Titans center Kevin Mawae blocked for both Martin and Johnson and sees the similarities, albeit with more speed on Johnson’s side.
“As far as finding the holes and hitting them, I would say absolutely. The only difference is that Chris Johnson has breakaway speed, and Curtis Martin didn’t,” Mawae said. “With Chris Johnson it’s one cut, and he’s in the open field. He makes one guy miss and there’s nothing but real estate.”
Evidence of that came on Thanksgiving Day when Johnson broke off a 58-yard touchdown against the Detroit Lions off a lead draw and raced untouched to the end zone.
“They ran a stunt and brought two backers to the weak side on a blitz. We caught the stunt just right, and as soon as I saw a flash of him, I told the d-lineman, [Shaun] Cody, ‘touchdown.’ I let him go, because as soon as I saw Chris out of the corner of my eye, I knew it was a touchdown.”
Quarterback Kerry Collins saw how special it was too.
“His acceleration was just phenomenal,” Collins said. “Judging from my standpoint, it didn’t look like there was much of a crease there. He really got small and found the hole and accelerated through it. It was pretty much a ‘Wow’ moment for me.”
Johnson now stands just 42 yards from another ‘wow’ moment, as he can become only the third rookie in franchise history to gain 1,000 yards.
Asked if he knew the other two, Johnson didn’t hesitate, “Eddie George and Earl Campbell. I knew that already.”
Or as Byner, himself a 14-year NFL veteran running back, says, “That’s big time. You’ve got Eddie George and Earl Campbell. That’s pretty good company there.”

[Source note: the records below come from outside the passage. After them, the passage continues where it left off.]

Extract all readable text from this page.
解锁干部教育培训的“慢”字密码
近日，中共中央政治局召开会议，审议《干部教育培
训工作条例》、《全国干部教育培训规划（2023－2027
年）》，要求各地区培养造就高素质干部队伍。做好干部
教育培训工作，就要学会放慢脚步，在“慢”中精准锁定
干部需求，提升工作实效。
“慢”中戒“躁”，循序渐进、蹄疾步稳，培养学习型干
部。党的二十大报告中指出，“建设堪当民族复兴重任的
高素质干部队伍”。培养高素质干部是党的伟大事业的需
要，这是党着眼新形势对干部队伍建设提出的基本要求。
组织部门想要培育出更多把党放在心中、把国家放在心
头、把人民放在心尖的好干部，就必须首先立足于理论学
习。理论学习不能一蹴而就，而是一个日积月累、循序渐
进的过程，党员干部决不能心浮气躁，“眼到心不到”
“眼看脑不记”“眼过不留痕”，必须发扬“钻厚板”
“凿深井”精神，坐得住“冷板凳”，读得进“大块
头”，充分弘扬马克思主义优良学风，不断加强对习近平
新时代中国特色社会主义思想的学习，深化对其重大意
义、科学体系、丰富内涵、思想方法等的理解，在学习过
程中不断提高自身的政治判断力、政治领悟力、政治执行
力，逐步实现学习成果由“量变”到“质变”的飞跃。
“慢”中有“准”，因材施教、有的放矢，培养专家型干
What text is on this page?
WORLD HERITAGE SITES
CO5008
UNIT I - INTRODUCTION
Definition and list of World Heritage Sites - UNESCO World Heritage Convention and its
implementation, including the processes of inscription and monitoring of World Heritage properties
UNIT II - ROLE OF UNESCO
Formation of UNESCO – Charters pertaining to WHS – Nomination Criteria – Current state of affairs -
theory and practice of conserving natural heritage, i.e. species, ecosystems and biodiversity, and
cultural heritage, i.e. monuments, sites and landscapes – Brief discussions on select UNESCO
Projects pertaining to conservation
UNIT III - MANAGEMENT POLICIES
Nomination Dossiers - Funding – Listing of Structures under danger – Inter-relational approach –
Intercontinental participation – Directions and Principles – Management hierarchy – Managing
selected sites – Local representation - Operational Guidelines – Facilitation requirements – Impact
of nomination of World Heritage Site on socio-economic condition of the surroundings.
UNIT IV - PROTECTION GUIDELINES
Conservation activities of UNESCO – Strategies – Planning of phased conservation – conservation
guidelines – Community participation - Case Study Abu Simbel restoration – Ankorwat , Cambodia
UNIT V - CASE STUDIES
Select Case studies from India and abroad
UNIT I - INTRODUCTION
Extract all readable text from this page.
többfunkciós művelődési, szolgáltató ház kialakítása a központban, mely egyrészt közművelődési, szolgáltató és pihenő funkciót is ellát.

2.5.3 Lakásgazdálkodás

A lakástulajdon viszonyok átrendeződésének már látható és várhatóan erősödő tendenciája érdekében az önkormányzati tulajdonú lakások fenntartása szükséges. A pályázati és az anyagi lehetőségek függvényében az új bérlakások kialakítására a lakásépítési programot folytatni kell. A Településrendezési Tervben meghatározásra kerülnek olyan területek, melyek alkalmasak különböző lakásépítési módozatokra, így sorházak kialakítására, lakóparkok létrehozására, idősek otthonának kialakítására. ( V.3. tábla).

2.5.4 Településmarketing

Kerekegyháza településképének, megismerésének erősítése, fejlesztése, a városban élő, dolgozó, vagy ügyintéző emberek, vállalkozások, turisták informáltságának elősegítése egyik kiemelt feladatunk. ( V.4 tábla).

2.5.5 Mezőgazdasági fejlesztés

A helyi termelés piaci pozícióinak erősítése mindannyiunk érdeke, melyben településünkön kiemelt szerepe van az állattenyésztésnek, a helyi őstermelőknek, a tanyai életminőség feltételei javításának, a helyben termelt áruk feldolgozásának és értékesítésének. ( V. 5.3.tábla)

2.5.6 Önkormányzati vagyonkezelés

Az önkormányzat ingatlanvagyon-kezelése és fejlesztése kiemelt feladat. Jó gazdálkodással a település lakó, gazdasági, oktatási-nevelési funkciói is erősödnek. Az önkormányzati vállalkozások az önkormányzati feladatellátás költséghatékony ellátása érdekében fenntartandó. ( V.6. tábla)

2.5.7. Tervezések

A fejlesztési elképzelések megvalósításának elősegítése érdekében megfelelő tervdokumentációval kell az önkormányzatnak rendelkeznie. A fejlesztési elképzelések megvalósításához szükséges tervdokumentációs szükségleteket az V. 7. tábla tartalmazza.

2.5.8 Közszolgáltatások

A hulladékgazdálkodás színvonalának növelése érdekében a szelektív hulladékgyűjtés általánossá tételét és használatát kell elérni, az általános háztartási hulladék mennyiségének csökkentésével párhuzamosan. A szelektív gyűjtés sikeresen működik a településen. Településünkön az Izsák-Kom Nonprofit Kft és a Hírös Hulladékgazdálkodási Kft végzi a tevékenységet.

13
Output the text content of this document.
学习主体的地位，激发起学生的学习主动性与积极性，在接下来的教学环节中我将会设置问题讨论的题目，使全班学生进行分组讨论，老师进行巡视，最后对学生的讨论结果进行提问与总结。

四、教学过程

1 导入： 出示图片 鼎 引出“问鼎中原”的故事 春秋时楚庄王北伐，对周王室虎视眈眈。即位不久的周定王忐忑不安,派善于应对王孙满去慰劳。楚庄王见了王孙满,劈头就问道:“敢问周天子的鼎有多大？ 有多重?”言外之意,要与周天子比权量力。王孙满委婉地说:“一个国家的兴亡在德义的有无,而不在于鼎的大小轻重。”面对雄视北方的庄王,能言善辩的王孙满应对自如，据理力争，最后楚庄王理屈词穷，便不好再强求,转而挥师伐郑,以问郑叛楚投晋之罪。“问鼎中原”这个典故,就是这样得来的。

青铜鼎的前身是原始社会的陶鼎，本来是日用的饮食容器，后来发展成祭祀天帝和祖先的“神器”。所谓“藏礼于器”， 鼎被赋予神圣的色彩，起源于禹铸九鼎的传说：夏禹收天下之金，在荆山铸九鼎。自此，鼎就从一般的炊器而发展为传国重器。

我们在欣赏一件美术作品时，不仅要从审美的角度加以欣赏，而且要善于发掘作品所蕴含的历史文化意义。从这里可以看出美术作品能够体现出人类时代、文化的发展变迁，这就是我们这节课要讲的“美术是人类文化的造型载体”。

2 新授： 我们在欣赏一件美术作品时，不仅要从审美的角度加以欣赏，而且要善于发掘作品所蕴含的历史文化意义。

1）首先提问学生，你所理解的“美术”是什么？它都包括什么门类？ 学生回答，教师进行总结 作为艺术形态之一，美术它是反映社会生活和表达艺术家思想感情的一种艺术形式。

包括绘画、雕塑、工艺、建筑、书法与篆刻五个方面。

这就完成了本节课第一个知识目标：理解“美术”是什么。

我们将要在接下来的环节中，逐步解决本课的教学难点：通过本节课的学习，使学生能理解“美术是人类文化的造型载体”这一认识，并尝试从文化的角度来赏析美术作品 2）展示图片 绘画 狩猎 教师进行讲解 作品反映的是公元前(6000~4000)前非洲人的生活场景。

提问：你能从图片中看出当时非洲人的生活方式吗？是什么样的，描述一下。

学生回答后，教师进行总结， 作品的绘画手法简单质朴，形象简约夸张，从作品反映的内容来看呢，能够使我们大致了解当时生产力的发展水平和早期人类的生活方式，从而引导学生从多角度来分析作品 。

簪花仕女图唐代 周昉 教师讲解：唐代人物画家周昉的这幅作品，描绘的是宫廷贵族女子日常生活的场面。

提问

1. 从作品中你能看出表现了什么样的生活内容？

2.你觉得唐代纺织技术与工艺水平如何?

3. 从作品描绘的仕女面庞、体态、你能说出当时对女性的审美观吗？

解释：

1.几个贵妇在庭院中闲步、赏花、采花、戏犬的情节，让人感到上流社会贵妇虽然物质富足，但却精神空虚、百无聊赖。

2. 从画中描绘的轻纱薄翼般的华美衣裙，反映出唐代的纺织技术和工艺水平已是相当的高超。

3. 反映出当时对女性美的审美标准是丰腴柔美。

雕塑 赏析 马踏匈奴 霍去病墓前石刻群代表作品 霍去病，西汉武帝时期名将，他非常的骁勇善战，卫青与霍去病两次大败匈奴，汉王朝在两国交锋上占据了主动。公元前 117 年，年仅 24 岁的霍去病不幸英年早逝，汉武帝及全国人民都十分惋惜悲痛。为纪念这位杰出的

And the fact that Johnson would do it on roughly the same number of carries as Campbell did in 1978 makes for another wow. Campbell entered his rookie year with 944 yards on 201 carries just before he went over 1,000 yards with his spectacular 199-yard, four touchdown Monday night performance against Miami.
Johnson currently has 958 yards on 203 rushing attempts.
“If you look at all the rookies who come in and run for over 1,000 yards, they all turned to have pretty good careers in the NFL,” Johnson said. “That was one of my goals coming in here, and to be so close to it, it feels good.”
His offensive linemen tried to get him to the 1,000-yard plateau on Thanksgiving.
“We were well aware of that,” Mawae said. “We actually knew that going into the fourth quarter last week. Actually my last series in the game, I had the PR staff call upstairs to see what he needed, but I didn’t know they had pulled him from the game already. But we knew he had the opportunity to get there.”
Actually, Johnson is not yet to the goals Byner set for him during one of their initial meetings.
“The goal that we had coming into this year was 1,400 yards, Rookie of the Year, and looking at the starter having 1,400 yards, and he’s been the starter all but one game this year,” Byner said. “Those were the expectations. He came in and one of the first meetings we had, we talked about the Rookie of the Year thing. He grasped it, and he’s really taken it and run with it _ literally.”
In their rookie years, Campbell finished with a flourish with 1,450 yards on 302 carries, while George ended up with 1,368 on 335 attempts.
“It’s still attainable. We have four more games left, but it depends on how it goes,” Johnson said. “If we clinch the playoffs and all that, I’m not sure how much I’ll play in the last couple of games. But it’s still within reach.”